O tamanho da miséria na sexta potência econômica mundial.

NOTÍCIA

Governo aumenta em 19,4% gastos com Bolsa Família


http://www.estadao.com.br/noticias/nacional,governo-aumenta-em-194-gastos-com-bolsa-familia,816842,0.htm


Comentário:

Com a informação do artigo temos que existem 53,6 milhões de pessoas (tomando como base 4 pessoas por família) vivendo em média com 125 reais por mês no Brasil...
Sendo que, o sistema precisa ser estendido pára outras 800 mil famílias (3,2 milhões de pessoas) que ainda nada recebem.
Temos assim, oficialmente, em torno de 57 milhões de pessoas vivendo na miséria no Brasil atual governado, desde o fim do regime militar, por esquerdistas "humanistas" e "solidários", socialistas, comunistas e "sociais-democratas".

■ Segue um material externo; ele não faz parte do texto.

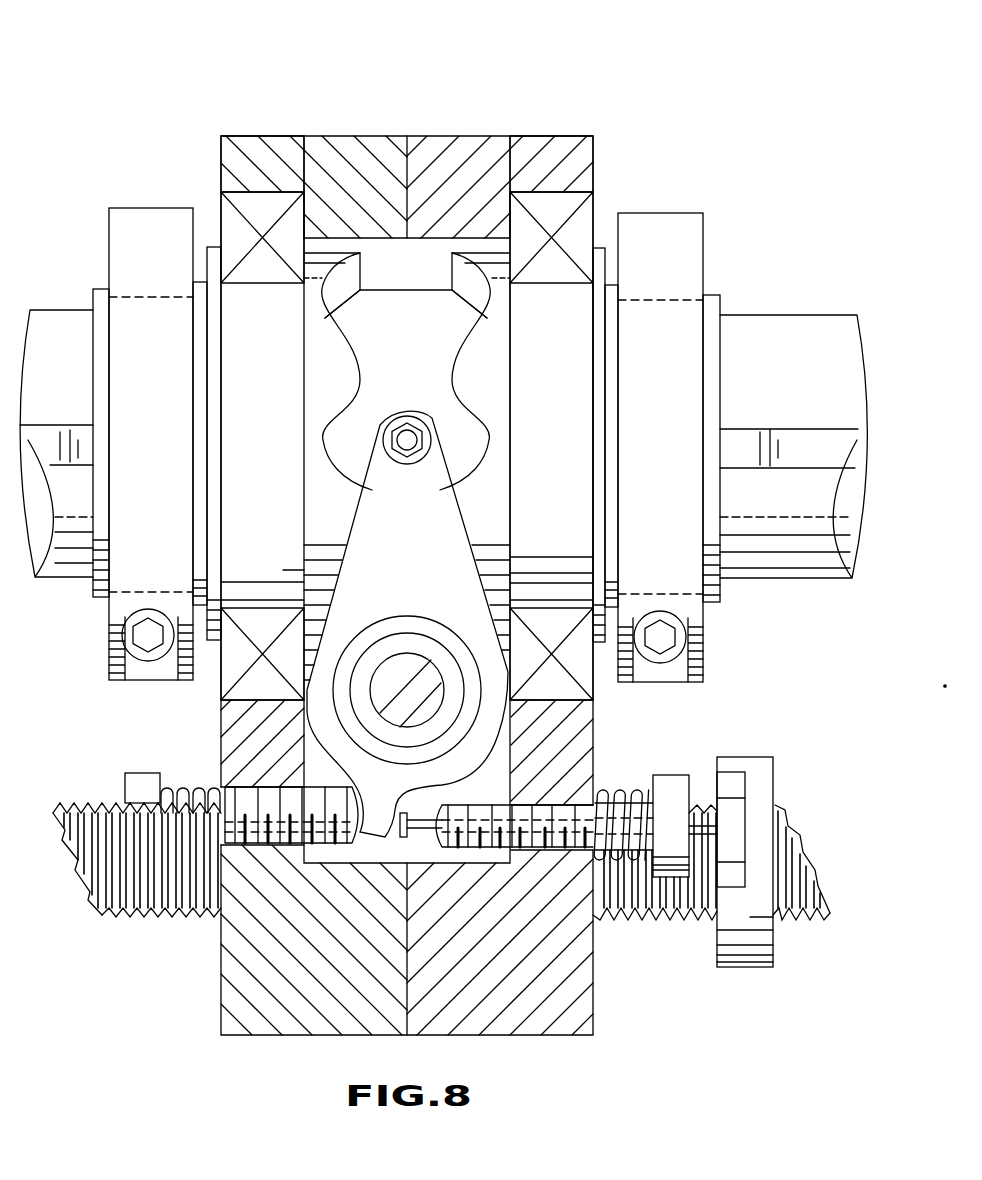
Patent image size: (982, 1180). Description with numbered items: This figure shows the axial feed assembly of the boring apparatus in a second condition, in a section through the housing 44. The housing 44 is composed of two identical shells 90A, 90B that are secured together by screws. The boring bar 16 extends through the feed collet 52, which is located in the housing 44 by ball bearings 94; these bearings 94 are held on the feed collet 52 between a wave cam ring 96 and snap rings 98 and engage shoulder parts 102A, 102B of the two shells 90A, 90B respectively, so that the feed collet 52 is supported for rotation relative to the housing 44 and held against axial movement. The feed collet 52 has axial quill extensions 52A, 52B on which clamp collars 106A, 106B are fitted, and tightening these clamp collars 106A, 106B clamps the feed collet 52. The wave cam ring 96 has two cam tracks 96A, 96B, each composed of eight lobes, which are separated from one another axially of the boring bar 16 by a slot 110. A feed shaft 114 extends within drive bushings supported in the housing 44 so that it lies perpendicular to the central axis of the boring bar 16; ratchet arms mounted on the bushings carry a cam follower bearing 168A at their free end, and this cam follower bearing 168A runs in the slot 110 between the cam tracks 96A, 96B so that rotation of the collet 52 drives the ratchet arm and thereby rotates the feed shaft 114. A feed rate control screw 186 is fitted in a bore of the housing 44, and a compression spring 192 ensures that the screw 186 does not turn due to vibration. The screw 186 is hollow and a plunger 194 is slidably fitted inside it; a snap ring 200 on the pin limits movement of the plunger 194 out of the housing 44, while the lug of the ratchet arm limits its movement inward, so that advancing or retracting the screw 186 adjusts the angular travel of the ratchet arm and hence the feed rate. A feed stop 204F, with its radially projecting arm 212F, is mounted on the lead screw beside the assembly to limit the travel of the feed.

A solução de outras nações foi gerar meios de produção, empregos produtivos para que as pessoas pudessem trabalhar, produzir, e ganharem o próprio sustento.
Mas, em terra comandada por incompetentes irresponsáveis, a solução é dar a esmola do salário família e manter milhões de eleitores amarrados a ela e com iso ganharem as eleições.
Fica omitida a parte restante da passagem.